Category-specific Training Effect

Estimated beta maps for trained categories (both trained and untrained exemplars; TC) and untrained categories (UC) of the learning condition were submitted to a repeated-measures group-level ANOVA with factors Training and Session (pretraining/posttraining). To obtain the category-specific training effect, we computed the interaction of Training and Session as follows: (TCpost − TCpre) − (UCpost − UCpre).

Within-category Transfer

Estimated beta maps for untrained exemplars of trained categories (UE) and untrained categories (UC) of the learning condition were submitted to a repeated-measures group-level ANOVA with factors Training and Session (pretraining/posttraining). The within-category transfer was computed analogous to the category-specific training effect: (UEpost − UEpre) − (UCpost − UCpre).

Reward Effect

Because of the exemplar specificity of reward reinforcement at the behavioral level, we restricted the analysis at the group level to trained exemplars of trained categories (TE). Two different analyses were performed. In the first analysis, using repeated-measures ANOVA with factors Session (pretraining/posttraining) and Reward (low reward and high reward), we tested for an interaction of reward and session.

In a second post hoc analysis, we tested for a correlation of the behavioral and neural reward effects. At the neural level, we computed first-level contrasts of the reward effect as follows: (TEhigh,post − TEhigh,pre) − (TElow,post − TElow,pre). Analogously, we computed the behavioral reward effect for each participant as the performance improvement for high-rewarded trained exemplars minus the improvement for low-rewarded trained exemplars. This allowed us to correlate behavioral reward effects with neural reward effects. Because we were interested in modulatory effects of reward reinforcement on top of the training effects, we restricted this analysis to regions that showed a category-specific training effect. To this end, we generated post hoc spherical ROIs with 12-mm radius, centered at the peak voxels of the category-specific training effect in the bilateral inferior hippocampus.

RESULTS

Category-specific Perceptual Learning

Figure 2A shows the recognition performance for trained exemplars over the course of five sessions. A two-way ANOVA with repeated measures on the proportion of correct responses revealed a significant main effect of Session (F(4, 68) = 32.8, p < .001) and ISI (F(2, 34) = 166.5, p < .001) and a significant interaction (F(8, 136) = 5.9, p < .001). We found similar effects for response times (Figure 2B), which showed a main effect of Session (F(4, 68) = 3.8, p = .008), a main effect of ISI (F(2, 34) = 33.9, p < .001), and a Session × ISI interaction (F(8, 136) = 2.1, p = .043).

Figure 2. 

Perceptual learning across five sessions.
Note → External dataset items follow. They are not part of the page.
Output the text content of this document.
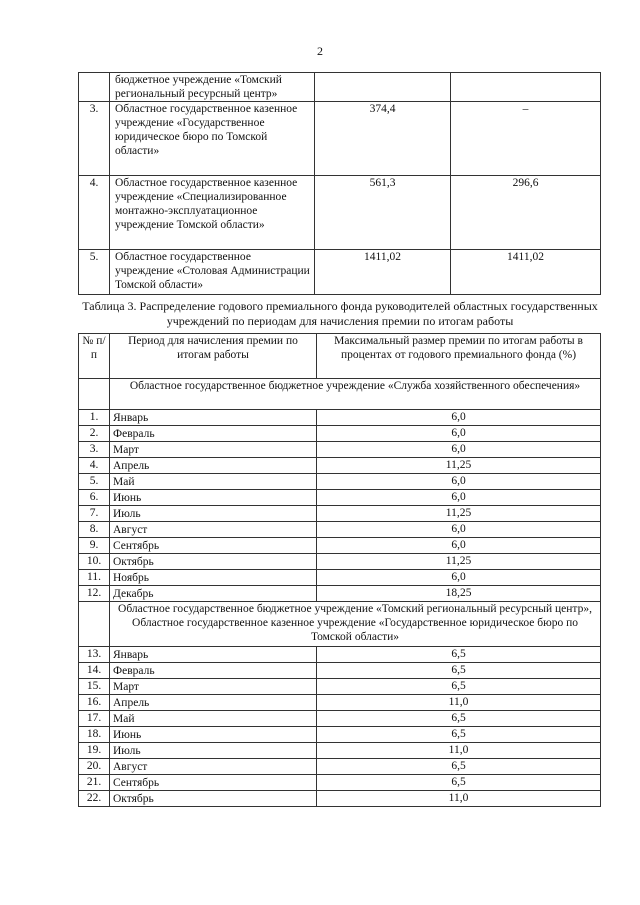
2
	бюджетное учреждение «Томский региональный ресурсный центр»		
3.	Областное государственное казенное учреждение «Государственное юридическое бюро по Томской области»	374,4	–
4.	Областное государственное казенное учреждение «Специализированное монтажно-эксплуатационное учреждение Томской области»	561,3	296,6
5.	Областное государственное учреждение «Столовая Администрации Томской области»	1411,02	1411,02
Таблица 3. Распределение годового премиального фонда руководителей областных государственных учреждений по периодам для начисления премии по итогам работы
№ п/п	Период для начисления премии по итогам работы	Максимальный размер премии по итогам работы в процентах от годового премиального фонда (%)
	Областное государственное бюджетное учреждение «Служба хозяйственного обеспечения»	
1.	Январь	6,0
2.	Февраль	6,0
3.	Март	6,0
4.	Апрель	11,25
5.	Май	6,0
6.	Июнь	6,0
7.	Июль	11,25
8.	Август	6,0
9.	Сентябрь	6,0
10.	Октябрь	11,25
11.	Ноябрь	6,0
12.	Декабрь	18,25
	Областное государственное бюджетное учреждение «Томский региональный ресурсный центр», Областное государственное казенное учреждение «Государственное юридическое бюро по Томской области»	
13.	Январь	6,5
14.	Февраль	6,5
15.	Март	6,5
16.	Апрель	11,0
17.	Май	6,5
18.	Июнь	6,5
19.	Июль	11,0
20.	Август	6,5
21.	Сентябрь	6,5
22.	Октябрь	11,0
Error bars represent SEM. (A) Learning curves for trained exemplars based on proportion of correct responses (referred to as performance). (B) RTs for trained exemplars.

Figure 2. 

Perceptual learning across five sessions. Error bars represent SEM. (A) Learning curves for trained exemplars based on proportion of correct responses (referred to as performance). (B) RTs for trained exemplars.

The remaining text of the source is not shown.